The orphan boy may have to leave his foster mother if he's not able to learn to trust. ("I don't dare love nobody. Something happens every time...") He wanders the fields at a nearby monastery, where he's watched over by a kindly minister - but even there he has emotional problems. ("I can't love god. I can't love nobody...") Then a miracle arrives in the shape of a runaway dog, and the movie's score turns happy and playful. But - wouldn't you know it - the dog is soon reclaimed and taken away by his original owner, a cruel man who whips him. Poor orphan boy... Poor Rin Tin Tin.
This movie is more interesting for the story behind it. The real-life Rin Tin Tin was an orphan dog, discovered in an abandoned French kennel at the end of World War I. An American soldier rescued the dog and brought him home to Los Angeles, where he eventually became a movie star. That dog eventually died - in Jean Harlow's arms - but he sired a line of puppies which continued appearing in films. It's possible that the film's writers were trying to allude to that history in this story about a wartime orphan. Unfortunately, "The Return of Rin Tin Tin" doesn't even use one of these puppies. In fact, the dog in the movie isn't even a German shepherd!

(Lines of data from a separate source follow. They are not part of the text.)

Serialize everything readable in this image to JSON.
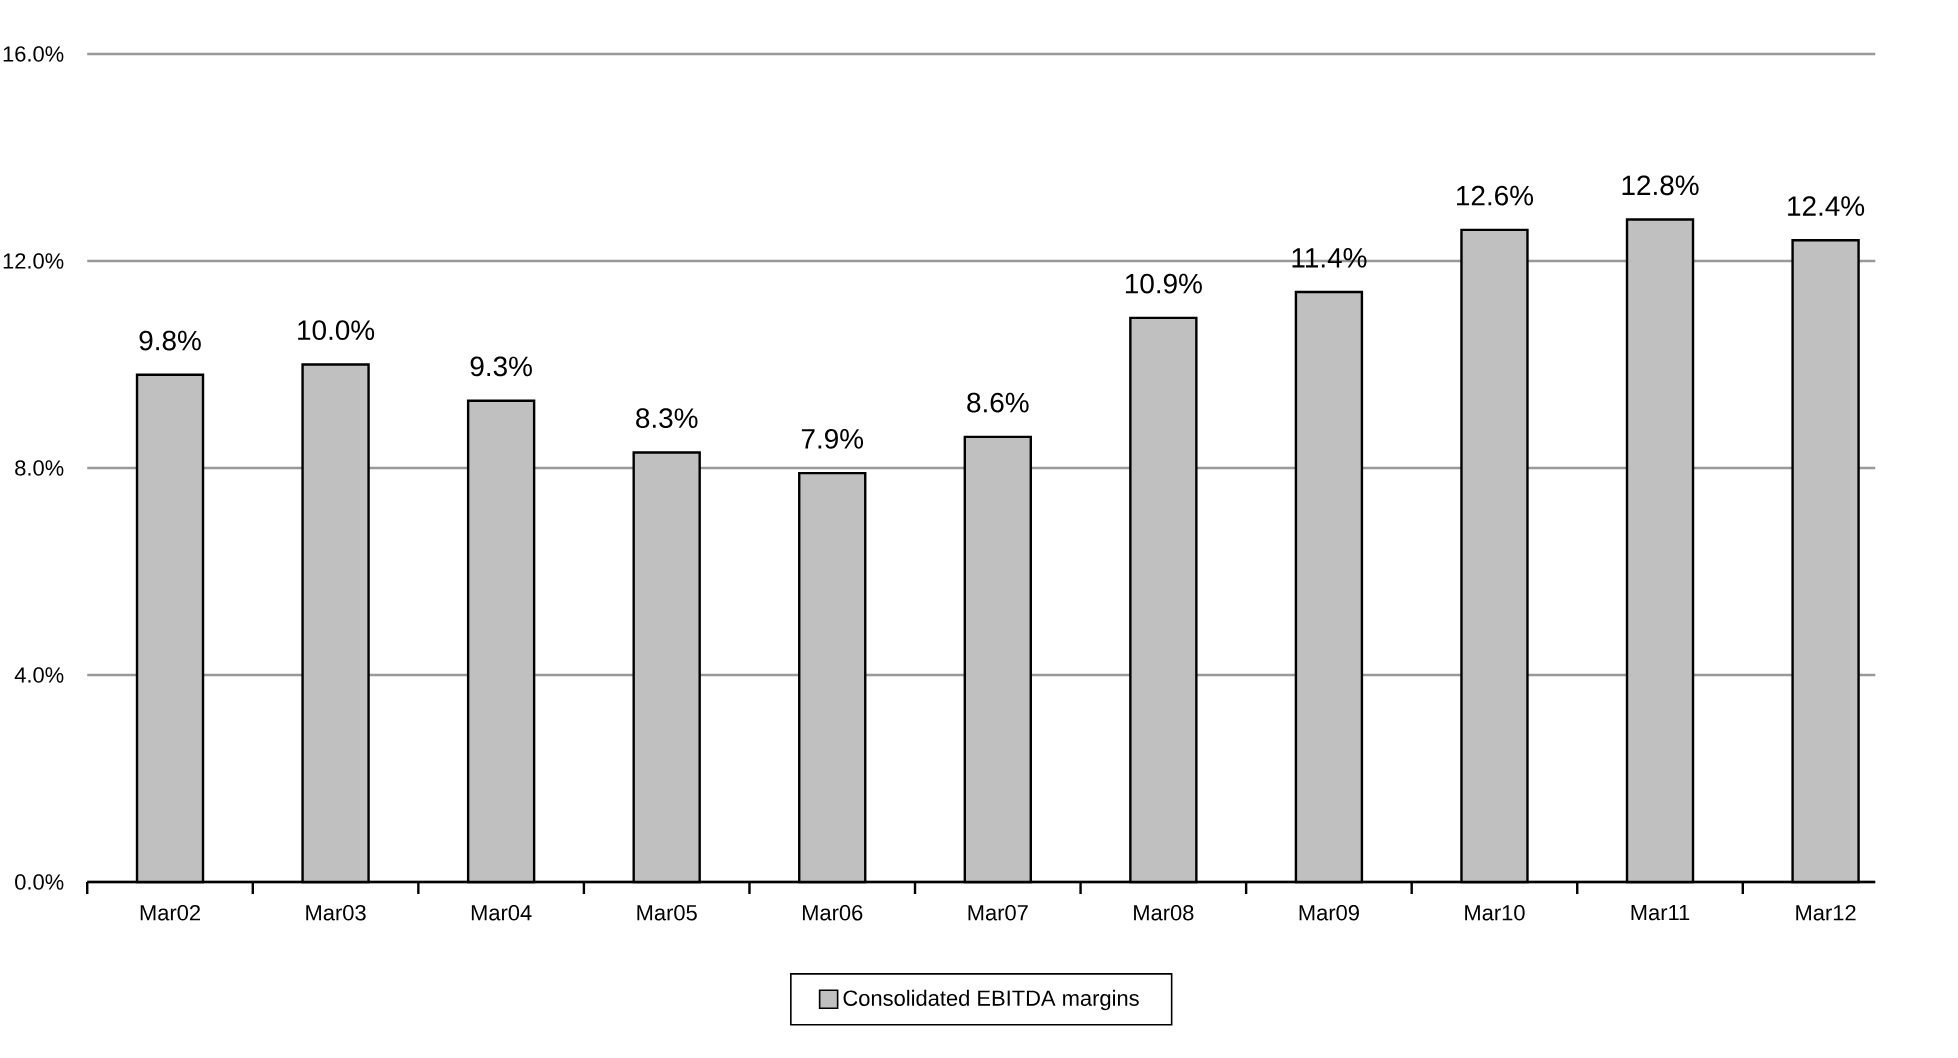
{
  "chart_data": {
    "type": "bar",
    "categories": [
      "Mar02",
      "Mar03",
      "Mar04",
      "Mar05",
      "Mar06",
      "Mar07",
      "Mar08",
      "Mar09",
      "Mar10",
      "Mar11",
      "Mar12"
    ],
    "series": [
      {
        "name": "Consolidated EBITDA margins",
        "color": "#c0c0c0",
        "values": [
          9.8,
          10.0,
          9.3,
          8.3,
          7.9,
          8.6,
          10.9,
          11.4,
          12.6,
          12.8,
          12.4
        ],
        "value_labels": [
          "9.8%",
          "10.0%",
          "9.3%",
          "8.3%",
          "7.9%",
          "8.6%",
          "10.9%",
          "11.4%",
          "12.6%",
          "12.8%",
          "12.4%"
        ]
      }
    ],
    "ylim": [
      0,
      16
    ],
    "yticks": [
      {
        "value": 0,
        "label": "0.0%"
      },
      {
        "value": 4,
        "label": "4.0%"
      },
      {
        "value": 8,
        "label": "8.0%"
      },
      {
        "value": 12,
        "label": "12.0%"
      },
      {
        "value": 16,
        "label": "16.0%"
      }
    ],
    "grid": "y",
    "legend": "bottom"
  }
}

It's still an effective dog melodrama, since Rin Tin Tin actually behaves like a real dog. (What dog wouldn't try to escape from a cruel owner who whips him?) Much of the problems are created by the grownups in the movie, and they ultimately resolve their difficulties with only minimal assistance from the dog. (In the movie's climax, the dog rescues a man who's in real danger from a wolf attack - and the humans come to an understanding about the dog and the little orphan boy.) Everything works out perfectly - and at the end of the movie, the orphan boy is even going back to church.
But there's another piece of notoriety lurking in this movie: it stars young Robert Blake. He'd been in 23 movies by the time he was 14 (including an appearance in the first scene of the "Treasure of Sierra Madre,") and he also played Mickey in "The Little Rascals" shorts. He turns in a good performance in this movie. (In one scene, the young boy remembers struggling to survive during the war, fighting with other abandoned children over a scrap of bread.) But nearly 60 years later, Robert Blake was on trial for the murder of his wife (at the age of 72). The film's producers rushed to re-release a DVD of this film, and their haste shows in the washed-out print and bad sound quality.
That's the morbid secret message that's hidden in this movie. A Hollywood movie career that started out sentimentally...would end with an infamous murder trial.